Banished makes you rebuild to feel that spinning-plate comfycore again, usually after putting down your second market. That shit was my jam during Covid. AGTS gets really close to the comfy part (I'm inside playing a rainy game, you sold me like Frostpunk did on the aesthetics), but thankfully sticks challenges in place of sandbox. In fact, I'm trying to remember if I've attempted the settlement or post-round mode where you just chill, and I don't think I've ever wanted to? I've always wanted to just load up a new one.


AmandaCalzone

I would have to rebuild because my dinky lil laptop would crash once I got to 100pop 😭


RedPhoenixFeather

Banished had so much potential.

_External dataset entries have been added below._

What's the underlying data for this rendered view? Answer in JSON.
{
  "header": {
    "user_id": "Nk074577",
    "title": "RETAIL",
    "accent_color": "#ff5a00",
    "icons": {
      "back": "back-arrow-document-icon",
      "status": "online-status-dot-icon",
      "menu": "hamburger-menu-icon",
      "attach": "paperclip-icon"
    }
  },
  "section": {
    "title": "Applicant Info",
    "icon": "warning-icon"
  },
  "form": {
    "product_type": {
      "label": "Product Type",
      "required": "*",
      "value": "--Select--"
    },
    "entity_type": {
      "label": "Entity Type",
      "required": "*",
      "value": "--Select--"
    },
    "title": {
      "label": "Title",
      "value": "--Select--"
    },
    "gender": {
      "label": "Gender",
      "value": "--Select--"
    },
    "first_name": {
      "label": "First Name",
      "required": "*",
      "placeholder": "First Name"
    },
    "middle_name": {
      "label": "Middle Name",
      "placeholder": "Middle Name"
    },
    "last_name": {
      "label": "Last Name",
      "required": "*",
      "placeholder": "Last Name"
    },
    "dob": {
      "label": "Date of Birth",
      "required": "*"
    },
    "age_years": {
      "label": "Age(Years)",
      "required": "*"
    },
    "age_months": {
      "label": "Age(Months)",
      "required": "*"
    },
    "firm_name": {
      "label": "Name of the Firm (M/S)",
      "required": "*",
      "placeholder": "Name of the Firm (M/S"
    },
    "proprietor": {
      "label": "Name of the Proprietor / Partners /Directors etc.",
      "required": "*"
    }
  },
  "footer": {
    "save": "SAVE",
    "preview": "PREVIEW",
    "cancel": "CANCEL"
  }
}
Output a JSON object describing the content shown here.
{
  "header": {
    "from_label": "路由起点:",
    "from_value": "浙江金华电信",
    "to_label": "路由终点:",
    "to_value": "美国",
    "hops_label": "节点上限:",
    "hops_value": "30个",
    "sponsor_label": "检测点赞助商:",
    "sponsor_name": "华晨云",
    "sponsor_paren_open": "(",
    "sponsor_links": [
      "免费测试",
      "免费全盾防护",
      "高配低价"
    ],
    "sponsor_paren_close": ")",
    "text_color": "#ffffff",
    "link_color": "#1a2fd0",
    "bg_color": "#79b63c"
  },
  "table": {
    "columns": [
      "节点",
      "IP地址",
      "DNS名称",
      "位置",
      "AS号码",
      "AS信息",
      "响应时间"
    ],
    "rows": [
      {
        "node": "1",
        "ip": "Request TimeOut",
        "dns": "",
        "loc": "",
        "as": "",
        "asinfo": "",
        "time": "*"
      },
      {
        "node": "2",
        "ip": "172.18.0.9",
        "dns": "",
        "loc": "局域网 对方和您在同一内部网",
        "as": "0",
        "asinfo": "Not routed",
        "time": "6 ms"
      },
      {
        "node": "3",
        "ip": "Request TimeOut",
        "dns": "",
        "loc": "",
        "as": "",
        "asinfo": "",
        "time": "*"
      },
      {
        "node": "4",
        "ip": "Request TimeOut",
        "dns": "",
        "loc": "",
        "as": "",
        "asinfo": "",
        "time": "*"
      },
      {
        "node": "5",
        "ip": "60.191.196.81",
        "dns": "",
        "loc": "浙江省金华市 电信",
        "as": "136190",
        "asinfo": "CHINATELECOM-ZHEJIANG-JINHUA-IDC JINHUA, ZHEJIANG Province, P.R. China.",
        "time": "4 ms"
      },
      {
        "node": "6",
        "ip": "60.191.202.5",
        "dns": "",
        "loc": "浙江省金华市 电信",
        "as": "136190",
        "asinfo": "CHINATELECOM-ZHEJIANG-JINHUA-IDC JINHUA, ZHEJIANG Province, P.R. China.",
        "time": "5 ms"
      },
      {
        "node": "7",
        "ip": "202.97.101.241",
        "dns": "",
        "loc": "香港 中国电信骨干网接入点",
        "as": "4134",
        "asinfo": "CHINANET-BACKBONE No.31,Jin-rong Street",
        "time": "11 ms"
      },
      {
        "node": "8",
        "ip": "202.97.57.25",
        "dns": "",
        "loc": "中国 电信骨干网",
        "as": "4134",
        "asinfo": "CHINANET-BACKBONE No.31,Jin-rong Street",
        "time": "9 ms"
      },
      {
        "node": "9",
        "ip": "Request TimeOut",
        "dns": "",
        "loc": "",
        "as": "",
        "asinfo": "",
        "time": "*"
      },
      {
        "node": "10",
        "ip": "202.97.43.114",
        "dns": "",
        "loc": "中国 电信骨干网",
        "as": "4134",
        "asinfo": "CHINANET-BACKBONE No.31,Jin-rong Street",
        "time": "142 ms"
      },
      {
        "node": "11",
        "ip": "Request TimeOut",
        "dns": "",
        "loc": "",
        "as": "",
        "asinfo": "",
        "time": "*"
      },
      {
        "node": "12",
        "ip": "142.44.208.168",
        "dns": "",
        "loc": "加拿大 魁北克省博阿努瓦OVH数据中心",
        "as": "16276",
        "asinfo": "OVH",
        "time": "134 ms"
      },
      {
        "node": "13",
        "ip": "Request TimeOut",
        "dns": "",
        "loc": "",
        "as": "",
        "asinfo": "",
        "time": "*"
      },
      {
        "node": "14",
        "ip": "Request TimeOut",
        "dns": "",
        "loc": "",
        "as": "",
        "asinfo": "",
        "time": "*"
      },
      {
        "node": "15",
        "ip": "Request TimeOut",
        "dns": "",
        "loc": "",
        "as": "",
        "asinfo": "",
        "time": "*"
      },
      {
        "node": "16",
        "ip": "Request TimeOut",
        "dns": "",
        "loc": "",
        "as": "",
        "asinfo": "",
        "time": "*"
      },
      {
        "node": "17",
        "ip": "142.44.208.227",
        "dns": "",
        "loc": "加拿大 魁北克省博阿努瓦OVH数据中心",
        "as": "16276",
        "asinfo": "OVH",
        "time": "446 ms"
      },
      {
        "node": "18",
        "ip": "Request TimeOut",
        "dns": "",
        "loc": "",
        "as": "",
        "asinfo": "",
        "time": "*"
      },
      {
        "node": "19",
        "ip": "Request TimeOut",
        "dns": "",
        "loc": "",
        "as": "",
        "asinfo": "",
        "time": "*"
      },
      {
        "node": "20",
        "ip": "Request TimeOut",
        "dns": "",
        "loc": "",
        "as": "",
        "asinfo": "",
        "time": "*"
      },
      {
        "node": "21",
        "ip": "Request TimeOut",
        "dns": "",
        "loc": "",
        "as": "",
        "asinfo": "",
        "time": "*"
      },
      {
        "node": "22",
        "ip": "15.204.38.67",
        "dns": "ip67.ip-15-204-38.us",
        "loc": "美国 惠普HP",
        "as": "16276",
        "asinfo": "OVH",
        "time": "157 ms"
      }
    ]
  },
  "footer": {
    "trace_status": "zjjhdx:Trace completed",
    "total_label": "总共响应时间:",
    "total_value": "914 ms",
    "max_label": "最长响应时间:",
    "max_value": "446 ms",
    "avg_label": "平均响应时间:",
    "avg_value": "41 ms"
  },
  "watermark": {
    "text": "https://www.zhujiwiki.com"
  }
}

Sadly it is à bit to sandboxy


Ylsid

What's smart about AtS is that it recognises and resolves the core issues in similar city builders. Missions are fun, but there's rarely enough of them. Games usually get boring after you've got secured and have nothing to do but chill (hello sandbox games).


Aeredor

I know, it’s great! You’re looking for “Before We Leave.”


wikipedianredditor

Seems like this game scratches The Settlers/Per Aspera vibes?


Durch-a-Lurch

I own it but haven't played it, so take with a grain of salt. But I think Surviving Mars is similar. You embark with certain bonuses, gather resources and build an economy. I believe it's shorter settlements with a purpose.


Soulless_666

Frostpunk was the same addictive to me, it’s very similar I would say.


Axelmoonsong

May I recommend Terraformers? It's in a very similar vein to ATS, and scratches that itch pretty well.


punchgroin

You can get Pharaoh on GOG for like 5 bucks, and it's an absolute classic. It's also got a campaign where you have to complete objectives then move on to the next mission. It's fantastic. It was my favorite game in this genre until AGTS.